Through Wade’s eyes, the view is clear. Unobstructed. He has sacrificed much for his franchise, financially and otherwise, and doesn’t wish to do so yet again. He is 34 but coming off his healthiest season in years. He has adopted a nickname, “Father Prime,” that acknowledges his age but also defies it, and anyone doubting the great shape he is in might check out his unadorned photo spread in ESPN The Magazine’s new “Body” issue. Wade signed a one-year deal for $20 million last summer, and it’s understandable he’d find the suggestion of a massive pay cut to be hurtful, an insult. He doesn’t want his money as a sentimental career-achievement bonus, some golden parachute — he wants what he believes he has earned.
It isn’t exactly right to say Wade, the most beloved player in the club’s 28 seasons, has been underappreciated in his career here, but there are tendrils of truth there. Look at the time line. After his rookie year the club acquired the domineering, larger-than-life Shaquille O’Neal. Two years after Shaq’s run ended here the Heat brought in some guy named LeBron James. After LeBron departed, the mega-contract and No. 1 player mantel went to Chris Bosh. Now, as another free agency period loomed, Wade listened as Heat president Pat Riley called re-signing Whiteside “our No. 1 priority, period,” and alluded to the lure of going after a free agent “whale” such as Durant. Wade has been the constant (the constant you might take for granted), but also oft overshadowed.
“I hope everything is quiet and works out the way I want it to,” Wade said of the summer now heaving down upon us in his postseason synopsis six weeks ago. “But I have no control over that. It’s a lot of moving parts in free agency.”
Through Riley’s eyes, through the Heat’s, the view also is clear. Unobstructed. Riley’s job is to have the vision to see the future, and the one he wants for Miami requires Wade to sign a one-year deal for perhaps $10 million or even less. That, based on all of the Byzantine salary-cap ramifications our eyes would glaze over to detail here, would give the Heat the flexibility to be seriously in play for Durant -- with whom it will have a meeting, one of only six teams on that blessed list -- and also to keep Whiteside. Riley would be negligent if making Wade happy this summer was an emphasis that in any way jeopardized the Heat having a shot at Durant, which (sorry, Hassan) needs to be Miami’s real No. 1 priority, period.
(Quick aside: In a procedural move it was announced Wednesday that LeBron would not exercise his player option with the champion Cavaliers, meaning he too will become a free agent on Friday. But he has stated he has “no intentions” of leaving Cleveland again, so we’ll take him at his word until which time he schedules his first visit with another team. LeBron would join Durant as the only two free agents any team, including Miami, would try to move heaven and earth to have.)
Heat fans surely would forgive Riley sacrificing Wade’s Miami future if it meant getting Durant, but it might take that and nothing less to ease the shock of losing No. 3.
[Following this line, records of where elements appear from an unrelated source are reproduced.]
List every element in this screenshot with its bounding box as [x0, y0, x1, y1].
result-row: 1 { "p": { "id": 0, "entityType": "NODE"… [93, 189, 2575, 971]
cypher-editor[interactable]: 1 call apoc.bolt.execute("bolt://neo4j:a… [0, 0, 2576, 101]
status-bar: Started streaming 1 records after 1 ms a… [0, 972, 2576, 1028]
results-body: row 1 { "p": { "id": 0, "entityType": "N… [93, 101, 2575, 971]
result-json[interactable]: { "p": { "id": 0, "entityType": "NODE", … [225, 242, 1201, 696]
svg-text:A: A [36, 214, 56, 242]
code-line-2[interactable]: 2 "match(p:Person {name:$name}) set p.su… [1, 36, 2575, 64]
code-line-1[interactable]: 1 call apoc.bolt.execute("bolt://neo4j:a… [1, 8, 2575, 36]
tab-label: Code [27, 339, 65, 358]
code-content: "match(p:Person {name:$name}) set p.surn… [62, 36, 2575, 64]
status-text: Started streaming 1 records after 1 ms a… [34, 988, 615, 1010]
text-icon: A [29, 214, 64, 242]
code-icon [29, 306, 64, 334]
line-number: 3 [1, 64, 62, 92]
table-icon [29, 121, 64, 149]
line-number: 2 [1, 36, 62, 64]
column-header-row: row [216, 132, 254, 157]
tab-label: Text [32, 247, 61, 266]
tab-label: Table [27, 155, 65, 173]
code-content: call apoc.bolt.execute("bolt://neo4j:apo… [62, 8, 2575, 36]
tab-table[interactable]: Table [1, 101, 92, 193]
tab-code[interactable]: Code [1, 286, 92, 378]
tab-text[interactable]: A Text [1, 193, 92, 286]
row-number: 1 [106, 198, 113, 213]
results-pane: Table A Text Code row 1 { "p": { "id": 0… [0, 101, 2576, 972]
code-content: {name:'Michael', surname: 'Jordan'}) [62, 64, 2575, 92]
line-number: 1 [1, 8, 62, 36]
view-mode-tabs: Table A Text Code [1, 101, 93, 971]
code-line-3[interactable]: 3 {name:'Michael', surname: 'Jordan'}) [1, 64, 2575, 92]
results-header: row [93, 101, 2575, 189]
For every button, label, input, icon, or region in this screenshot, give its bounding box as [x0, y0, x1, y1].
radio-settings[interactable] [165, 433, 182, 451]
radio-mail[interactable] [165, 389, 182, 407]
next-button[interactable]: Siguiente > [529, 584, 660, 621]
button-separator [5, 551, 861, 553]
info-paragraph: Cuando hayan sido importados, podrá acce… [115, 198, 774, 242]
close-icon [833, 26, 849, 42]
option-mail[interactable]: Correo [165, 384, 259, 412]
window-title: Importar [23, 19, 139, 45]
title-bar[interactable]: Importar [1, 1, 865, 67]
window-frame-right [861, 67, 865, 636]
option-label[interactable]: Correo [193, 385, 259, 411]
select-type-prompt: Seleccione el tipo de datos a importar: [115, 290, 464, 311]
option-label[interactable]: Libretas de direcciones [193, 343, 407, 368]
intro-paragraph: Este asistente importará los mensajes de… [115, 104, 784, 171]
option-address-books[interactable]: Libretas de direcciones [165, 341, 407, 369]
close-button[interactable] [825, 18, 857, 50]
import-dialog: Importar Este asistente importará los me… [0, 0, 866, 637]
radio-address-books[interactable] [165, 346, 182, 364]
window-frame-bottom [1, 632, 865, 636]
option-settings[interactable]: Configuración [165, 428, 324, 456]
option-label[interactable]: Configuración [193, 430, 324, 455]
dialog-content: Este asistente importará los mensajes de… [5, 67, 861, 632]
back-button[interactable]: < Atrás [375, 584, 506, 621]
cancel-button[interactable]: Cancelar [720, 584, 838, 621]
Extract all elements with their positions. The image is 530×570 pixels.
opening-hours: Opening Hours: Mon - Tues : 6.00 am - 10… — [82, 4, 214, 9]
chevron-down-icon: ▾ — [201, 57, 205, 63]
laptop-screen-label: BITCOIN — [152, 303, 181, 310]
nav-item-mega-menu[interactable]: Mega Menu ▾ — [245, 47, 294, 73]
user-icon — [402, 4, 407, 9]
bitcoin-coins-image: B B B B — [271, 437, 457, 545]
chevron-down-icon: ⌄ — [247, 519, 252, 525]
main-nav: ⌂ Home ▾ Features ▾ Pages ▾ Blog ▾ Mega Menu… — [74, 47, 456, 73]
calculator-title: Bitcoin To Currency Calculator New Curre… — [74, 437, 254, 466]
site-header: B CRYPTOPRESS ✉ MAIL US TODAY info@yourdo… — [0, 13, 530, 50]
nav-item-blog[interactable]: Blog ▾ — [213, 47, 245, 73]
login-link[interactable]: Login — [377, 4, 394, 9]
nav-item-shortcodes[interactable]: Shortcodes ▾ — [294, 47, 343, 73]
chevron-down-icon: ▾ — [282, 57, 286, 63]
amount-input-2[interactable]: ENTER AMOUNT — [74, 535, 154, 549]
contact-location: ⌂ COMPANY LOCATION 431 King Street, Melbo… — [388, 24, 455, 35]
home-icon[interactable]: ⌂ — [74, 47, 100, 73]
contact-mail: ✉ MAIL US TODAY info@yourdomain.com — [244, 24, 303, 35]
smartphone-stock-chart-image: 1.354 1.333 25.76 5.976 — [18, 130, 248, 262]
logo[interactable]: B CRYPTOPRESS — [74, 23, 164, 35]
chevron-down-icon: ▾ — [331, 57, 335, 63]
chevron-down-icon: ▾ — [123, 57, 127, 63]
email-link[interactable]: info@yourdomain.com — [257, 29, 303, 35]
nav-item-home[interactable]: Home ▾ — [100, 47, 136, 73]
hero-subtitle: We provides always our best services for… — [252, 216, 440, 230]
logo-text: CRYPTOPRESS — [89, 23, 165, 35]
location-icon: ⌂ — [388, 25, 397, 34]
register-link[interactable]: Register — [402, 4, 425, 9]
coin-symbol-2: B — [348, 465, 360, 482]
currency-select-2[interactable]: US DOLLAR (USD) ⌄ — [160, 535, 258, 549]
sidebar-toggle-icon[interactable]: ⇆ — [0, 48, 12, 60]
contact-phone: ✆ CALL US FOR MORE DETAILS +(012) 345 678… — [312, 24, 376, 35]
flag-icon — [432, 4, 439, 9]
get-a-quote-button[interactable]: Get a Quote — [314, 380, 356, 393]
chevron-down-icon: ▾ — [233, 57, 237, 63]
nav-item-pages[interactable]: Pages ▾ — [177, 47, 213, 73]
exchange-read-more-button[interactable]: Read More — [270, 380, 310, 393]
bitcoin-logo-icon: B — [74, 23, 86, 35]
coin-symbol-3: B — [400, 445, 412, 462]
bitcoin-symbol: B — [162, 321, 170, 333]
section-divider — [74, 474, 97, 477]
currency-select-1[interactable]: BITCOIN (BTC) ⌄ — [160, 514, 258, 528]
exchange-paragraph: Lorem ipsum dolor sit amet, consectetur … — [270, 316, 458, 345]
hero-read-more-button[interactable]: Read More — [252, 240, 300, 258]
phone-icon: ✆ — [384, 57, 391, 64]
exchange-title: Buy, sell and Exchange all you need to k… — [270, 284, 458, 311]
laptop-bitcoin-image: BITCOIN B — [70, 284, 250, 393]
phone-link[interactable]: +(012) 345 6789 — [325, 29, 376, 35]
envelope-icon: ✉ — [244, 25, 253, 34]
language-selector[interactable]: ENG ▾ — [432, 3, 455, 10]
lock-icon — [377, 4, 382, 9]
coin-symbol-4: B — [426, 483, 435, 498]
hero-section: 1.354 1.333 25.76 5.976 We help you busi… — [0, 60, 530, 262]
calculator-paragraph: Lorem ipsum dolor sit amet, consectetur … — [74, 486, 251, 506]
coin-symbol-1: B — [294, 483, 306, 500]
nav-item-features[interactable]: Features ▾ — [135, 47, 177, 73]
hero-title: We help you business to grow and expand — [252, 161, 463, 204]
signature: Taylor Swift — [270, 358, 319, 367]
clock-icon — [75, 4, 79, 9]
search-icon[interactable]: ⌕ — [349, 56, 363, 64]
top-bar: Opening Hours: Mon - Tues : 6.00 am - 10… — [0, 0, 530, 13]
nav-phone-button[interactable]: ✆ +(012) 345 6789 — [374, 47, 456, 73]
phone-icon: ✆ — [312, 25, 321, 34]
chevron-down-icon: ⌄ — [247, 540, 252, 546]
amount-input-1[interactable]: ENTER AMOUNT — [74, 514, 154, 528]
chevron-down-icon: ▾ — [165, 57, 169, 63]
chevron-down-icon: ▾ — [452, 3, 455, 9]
What happens in the next week, whether Wade stays or leaves, might depend on the market, on interest from others. Will any team think Wade, at 34, still is a $20 million-a-year man? Would his pride have him leave Miami for the bottom line even if it were just a few million more? Might he even go to a team less positioned to compete and win? Or might Wade gamble to wait and see whether Durant says no thanks to Miami and then hope the Heat’s offer to him increases?
Plainly the onus in all of this is on Pat Riley, architect and vision man, deal maker and master closer.
It is Riley who must take the Heat’s available spending money and try to fit all he wants most under that umbrella: Hitting a grand slam with Durant, keeping the promise of Whiteside, and doing right by Wade.
Having all three might be impossible.
It’s losing all three that would be Riley’s darkest nightmare.